Ze względu na skalę sieci Walmart pomysł ogłoszenia zapytania ofertowego (RFP), a następnie uzyskania krótkiej listy dostawców oprogramowania dla przedsiębiorstw w celu pokazania, co potrafią, nie jest podejściem zwykle stosowanym przez globalnego sprzedawcę detalicznego. David Glick, który kieruje usługami biznesowymi dla przedsiębiorstw w Walmart twierdzi, że firma znacznie bardziej koncentruje się na tworzeniu oprogramowania we własnym zakresie, niż na dostarczaniu oprogramowania strony trzeciej.
Mówi: „Musimy być w stanie dokładnie dostosować to, czego potrzebujemy, a to musi być odporne i działać przez 100% czasu”.

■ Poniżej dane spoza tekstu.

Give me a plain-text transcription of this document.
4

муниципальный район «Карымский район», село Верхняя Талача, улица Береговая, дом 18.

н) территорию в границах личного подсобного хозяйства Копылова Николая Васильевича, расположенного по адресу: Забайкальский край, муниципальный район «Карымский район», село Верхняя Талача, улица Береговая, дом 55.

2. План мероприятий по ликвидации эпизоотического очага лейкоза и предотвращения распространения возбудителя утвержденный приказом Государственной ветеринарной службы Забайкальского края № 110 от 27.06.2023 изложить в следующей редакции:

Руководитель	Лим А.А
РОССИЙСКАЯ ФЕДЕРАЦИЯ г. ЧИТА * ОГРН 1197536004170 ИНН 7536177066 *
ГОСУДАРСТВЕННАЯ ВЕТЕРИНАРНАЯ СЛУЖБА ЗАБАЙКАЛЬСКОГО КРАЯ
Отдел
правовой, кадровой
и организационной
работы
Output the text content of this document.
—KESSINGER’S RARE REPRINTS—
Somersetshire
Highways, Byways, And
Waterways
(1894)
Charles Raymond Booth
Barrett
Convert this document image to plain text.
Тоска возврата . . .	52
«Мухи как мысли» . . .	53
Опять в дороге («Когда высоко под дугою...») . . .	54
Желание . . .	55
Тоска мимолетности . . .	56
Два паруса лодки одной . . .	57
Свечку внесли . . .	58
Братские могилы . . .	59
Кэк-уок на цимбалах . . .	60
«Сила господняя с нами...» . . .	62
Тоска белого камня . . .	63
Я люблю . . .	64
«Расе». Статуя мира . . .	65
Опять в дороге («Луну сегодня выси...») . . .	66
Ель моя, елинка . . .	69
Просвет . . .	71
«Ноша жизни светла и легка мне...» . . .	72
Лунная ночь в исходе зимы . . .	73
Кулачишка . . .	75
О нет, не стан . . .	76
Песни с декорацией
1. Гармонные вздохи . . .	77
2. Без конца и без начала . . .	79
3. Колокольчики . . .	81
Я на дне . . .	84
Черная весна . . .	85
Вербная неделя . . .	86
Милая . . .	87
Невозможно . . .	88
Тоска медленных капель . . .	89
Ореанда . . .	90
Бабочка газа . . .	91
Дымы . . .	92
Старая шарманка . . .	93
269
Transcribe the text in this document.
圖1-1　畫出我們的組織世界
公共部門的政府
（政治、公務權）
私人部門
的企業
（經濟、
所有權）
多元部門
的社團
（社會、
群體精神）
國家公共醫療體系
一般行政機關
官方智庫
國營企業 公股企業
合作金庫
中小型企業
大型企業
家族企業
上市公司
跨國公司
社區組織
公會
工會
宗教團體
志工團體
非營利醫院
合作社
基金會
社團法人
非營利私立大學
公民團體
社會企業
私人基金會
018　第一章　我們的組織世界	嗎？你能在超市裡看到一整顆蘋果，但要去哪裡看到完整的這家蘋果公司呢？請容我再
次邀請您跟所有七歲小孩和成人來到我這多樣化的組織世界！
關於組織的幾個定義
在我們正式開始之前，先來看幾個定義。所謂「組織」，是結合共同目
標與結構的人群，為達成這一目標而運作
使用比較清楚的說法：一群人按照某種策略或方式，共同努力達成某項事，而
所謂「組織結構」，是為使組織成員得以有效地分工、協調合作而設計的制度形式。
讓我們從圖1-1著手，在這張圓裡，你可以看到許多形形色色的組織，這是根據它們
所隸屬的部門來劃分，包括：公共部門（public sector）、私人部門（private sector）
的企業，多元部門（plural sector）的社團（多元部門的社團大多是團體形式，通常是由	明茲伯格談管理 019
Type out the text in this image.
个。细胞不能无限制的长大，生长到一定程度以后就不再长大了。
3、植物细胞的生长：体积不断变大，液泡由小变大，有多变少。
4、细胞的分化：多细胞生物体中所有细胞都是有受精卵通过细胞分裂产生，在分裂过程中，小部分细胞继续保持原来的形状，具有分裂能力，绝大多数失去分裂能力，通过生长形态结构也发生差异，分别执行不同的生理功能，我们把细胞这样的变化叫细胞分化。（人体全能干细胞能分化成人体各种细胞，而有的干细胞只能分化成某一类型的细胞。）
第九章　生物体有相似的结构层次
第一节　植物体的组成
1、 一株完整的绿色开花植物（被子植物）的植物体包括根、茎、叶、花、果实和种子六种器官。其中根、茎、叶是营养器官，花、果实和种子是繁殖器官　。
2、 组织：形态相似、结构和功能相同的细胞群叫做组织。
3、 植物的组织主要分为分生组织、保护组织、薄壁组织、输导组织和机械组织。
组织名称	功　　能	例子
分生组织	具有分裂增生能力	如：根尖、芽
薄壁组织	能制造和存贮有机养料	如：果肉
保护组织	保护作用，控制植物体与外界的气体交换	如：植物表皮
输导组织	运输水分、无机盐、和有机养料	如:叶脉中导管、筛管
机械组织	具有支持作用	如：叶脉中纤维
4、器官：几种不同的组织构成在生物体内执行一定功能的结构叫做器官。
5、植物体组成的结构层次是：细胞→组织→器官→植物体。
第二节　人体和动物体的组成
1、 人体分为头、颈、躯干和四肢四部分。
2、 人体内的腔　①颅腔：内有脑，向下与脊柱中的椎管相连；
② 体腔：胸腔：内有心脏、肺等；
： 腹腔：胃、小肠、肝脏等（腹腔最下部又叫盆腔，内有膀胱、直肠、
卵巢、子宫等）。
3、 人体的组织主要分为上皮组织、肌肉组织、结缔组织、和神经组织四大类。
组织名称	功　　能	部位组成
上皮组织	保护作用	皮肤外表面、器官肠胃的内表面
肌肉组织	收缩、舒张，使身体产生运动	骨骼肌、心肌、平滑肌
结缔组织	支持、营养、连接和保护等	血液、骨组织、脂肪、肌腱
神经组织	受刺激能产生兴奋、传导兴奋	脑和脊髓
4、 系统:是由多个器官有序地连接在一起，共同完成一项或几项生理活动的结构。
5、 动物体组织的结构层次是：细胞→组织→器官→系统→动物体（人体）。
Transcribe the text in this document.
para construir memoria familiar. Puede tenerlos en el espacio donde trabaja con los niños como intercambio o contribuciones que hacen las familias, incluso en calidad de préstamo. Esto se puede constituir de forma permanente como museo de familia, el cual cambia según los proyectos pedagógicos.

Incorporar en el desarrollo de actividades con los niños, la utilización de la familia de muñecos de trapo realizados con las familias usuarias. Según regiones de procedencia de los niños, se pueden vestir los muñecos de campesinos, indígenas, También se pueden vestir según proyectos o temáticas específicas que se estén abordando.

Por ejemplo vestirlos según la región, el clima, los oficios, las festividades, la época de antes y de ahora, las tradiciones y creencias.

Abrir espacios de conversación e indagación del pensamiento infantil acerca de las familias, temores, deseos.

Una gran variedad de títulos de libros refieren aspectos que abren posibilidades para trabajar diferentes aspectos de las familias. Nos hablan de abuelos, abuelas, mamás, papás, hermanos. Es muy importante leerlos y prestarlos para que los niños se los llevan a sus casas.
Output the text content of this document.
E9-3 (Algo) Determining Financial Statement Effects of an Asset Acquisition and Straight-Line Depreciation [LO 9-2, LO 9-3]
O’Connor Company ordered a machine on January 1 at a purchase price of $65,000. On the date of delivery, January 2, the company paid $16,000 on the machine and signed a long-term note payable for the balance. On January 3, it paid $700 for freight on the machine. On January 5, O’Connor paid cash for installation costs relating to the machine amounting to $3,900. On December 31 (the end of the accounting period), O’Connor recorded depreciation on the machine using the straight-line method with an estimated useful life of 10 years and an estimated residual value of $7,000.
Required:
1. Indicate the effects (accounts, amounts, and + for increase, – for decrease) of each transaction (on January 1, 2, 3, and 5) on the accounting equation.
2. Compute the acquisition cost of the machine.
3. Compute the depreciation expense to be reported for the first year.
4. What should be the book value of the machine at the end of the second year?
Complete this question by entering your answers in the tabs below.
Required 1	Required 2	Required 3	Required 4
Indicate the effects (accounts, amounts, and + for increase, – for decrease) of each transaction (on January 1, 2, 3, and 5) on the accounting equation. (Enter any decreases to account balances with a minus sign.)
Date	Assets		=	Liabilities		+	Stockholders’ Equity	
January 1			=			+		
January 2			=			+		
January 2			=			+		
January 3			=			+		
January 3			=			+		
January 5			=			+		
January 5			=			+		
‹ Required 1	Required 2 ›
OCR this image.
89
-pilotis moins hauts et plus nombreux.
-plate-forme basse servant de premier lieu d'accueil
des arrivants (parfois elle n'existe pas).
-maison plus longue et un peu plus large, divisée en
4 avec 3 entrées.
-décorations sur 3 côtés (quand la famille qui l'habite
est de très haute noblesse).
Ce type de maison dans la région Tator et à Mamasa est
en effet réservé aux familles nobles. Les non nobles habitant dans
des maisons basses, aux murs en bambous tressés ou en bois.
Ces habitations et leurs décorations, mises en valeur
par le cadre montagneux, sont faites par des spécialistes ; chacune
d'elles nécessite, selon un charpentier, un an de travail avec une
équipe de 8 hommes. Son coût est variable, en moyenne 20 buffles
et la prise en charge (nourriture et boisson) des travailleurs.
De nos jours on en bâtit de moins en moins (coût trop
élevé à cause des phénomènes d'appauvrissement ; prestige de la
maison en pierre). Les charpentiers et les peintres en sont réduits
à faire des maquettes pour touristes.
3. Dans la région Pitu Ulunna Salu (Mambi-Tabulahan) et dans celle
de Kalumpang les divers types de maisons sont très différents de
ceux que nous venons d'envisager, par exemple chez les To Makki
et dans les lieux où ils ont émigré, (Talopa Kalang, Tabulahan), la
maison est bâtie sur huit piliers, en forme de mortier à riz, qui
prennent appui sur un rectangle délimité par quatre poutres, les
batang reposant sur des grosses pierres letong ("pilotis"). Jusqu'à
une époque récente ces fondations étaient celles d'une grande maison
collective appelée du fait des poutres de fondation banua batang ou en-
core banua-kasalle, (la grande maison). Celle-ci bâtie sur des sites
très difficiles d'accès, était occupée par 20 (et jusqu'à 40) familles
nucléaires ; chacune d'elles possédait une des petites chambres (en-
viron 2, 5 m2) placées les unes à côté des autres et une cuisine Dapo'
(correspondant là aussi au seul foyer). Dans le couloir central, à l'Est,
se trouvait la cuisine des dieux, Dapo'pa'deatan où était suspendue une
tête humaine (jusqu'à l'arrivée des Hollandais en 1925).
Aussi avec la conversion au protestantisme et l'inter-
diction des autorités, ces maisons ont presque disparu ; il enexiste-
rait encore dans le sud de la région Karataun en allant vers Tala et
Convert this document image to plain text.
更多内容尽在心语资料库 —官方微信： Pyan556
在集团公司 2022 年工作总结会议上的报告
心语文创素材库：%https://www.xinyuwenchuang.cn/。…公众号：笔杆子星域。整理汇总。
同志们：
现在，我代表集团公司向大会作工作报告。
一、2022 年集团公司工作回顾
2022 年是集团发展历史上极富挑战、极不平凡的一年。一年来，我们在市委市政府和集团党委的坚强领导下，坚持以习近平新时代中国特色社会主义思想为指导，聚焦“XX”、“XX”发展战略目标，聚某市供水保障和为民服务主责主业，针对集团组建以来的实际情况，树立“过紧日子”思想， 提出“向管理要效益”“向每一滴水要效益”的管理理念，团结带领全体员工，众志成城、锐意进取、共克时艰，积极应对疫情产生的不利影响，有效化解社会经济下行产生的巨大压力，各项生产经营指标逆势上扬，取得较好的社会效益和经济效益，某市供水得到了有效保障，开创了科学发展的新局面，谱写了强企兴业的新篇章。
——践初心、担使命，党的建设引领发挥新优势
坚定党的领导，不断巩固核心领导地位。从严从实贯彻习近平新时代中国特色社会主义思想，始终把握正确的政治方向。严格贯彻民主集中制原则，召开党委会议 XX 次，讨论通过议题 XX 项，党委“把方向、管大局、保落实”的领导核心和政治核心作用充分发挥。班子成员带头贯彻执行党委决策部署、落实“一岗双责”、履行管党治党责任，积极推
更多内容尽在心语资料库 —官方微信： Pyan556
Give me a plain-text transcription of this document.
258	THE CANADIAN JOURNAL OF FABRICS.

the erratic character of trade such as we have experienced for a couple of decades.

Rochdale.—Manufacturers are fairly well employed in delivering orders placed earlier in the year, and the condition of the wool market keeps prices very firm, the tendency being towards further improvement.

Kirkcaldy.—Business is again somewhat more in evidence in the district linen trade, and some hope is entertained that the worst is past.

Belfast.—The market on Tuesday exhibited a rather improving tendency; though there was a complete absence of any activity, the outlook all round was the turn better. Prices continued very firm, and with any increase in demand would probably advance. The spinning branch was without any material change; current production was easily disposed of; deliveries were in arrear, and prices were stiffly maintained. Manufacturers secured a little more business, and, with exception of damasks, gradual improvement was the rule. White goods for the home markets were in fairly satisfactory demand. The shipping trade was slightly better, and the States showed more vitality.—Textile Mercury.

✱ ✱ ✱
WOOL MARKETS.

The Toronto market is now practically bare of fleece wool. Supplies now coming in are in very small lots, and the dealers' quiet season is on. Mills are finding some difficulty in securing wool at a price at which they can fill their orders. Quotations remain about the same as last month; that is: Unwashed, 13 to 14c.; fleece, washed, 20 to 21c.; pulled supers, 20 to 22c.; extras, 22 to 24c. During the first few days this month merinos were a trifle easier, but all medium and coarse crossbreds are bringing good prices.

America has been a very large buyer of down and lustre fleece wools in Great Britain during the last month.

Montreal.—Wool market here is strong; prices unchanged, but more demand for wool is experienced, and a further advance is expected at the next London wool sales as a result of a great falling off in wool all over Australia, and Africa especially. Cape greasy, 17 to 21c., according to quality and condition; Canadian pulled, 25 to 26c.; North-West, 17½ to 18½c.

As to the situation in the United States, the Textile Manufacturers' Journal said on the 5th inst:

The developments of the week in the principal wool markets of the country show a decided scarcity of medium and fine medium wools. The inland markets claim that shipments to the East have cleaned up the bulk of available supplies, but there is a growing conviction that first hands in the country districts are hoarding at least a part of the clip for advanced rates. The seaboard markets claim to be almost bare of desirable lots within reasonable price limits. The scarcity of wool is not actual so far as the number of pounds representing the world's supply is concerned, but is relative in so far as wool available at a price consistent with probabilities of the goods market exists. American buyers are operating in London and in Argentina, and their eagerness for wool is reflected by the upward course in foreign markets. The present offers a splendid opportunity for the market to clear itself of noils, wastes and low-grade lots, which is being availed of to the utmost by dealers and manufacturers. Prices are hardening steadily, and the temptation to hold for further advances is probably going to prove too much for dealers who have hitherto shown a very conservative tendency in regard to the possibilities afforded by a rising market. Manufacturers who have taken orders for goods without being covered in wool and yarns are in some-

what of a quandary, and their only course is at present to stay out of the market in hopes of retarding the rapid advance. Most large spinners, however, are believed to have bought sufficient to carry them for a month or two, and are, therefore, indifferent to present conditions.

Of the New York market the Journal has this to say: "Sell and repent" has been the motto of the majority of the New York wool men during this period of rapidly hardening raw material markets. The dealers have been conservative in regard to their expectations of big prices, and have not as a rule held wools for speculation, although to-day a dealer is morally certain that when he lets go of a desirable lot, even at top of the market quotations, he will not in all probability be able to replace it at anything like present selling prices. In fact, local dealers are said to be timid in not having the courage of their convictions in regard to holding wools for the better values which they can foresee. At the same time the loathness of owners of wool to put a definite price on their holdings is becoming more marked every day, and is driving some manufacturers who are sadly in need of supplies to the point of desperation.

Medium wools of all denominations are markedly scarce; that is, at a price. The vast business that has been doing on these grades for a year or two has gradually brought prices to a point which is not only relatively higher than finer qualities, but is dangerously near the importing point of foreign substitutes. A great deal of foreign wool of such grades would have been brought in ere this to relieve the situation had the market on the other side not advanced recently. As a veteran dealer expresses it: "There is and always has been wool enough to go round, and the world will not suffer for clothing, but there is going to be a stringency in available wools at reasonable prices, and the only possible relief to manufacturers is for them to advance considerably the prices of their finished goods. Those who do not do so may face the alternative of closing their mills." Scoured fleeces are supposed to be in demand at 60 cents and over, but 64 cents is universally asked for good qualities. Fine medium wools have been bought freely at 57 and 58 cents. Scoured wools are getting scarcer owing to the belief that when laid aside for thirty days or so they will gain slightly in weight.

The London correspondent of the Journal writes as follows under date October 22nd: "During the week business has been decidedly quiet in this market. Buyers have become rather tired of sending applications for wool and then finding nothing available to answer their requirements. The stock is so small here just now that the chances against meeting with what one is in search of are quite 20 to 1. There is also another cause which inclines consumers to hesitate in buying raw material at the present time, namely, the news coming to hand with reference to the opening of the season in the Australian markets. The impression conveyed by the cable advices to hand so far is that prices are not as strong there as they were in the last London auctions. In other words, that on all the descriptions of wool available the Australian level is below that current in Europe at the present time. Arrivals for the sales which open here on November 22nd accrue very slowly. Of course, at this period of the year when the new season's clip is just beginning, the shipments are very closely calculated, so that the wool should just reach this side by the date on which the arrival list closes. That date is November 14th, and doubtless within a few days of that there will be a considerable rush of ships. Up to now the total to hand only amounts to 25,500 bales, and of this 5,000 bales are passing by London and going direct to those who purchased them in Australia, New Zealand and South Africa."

Glick twierdzi, że Walmart wydał mnóstwo inżynierów i dolarów na przejście z komputera mainframe do chmury lub do własnej chmury lokalnej. „Mamy platformę zwaną platformą Walmart Cloud Native, której używamy do określenia, w której chmurze się znajdujemy, czy korzystamy z komputera mainframe czy z czegokolwiek innego. Dzięki temu możemy szybko wdrażać oprogramowanie, co pozwoliło nam znacznie szybciej rozwijać naszą technologię”.
Tworzenie oprogramowania oznacza jednak, że Walmart musi zdobyć własną wiedzę specjalistyczną w zakresie tworzenia oprogramowania, która rozciąga się na nowe obszary technologii, takie jak generatywna sztuczna inteligencja.
Walmart ma zespół IT składający się z 25 000 osób, a dla Glicka pod względem technologii dorównuje takim firmom jak Apple, Microsoft i Google.
Biorąc pod uwagę niedobór talentów technicznych, Glick polega na swojej sieci kontaktów, aby znaleźć najlepszych ludzi. Mówi: „Masz rekruterów, którzy szukają na LinkedIn i przeprowadzają wyszukiwania. W przypadku starszych osób spójrz na swoją sieć. Mogą to być osoby, z którymi współpracowałeś w przeszłości lub osoby, które znają, a które zostały polecone, lub po prostu osoby, które poznałeś przez lata na LinkedIn lub na konferencjach”.
Glick pracował w Amazonie, gdzie zajmował się infrastrukturą i tworzeniem centrów logistycznych. Suresh Kumar, globalny dyrektor ds. technologii w Walmart, był wcześniej wiceprezesem korporacyjnym ds. infrastruktury chmurowej Microsoft i wiceprezesem Google.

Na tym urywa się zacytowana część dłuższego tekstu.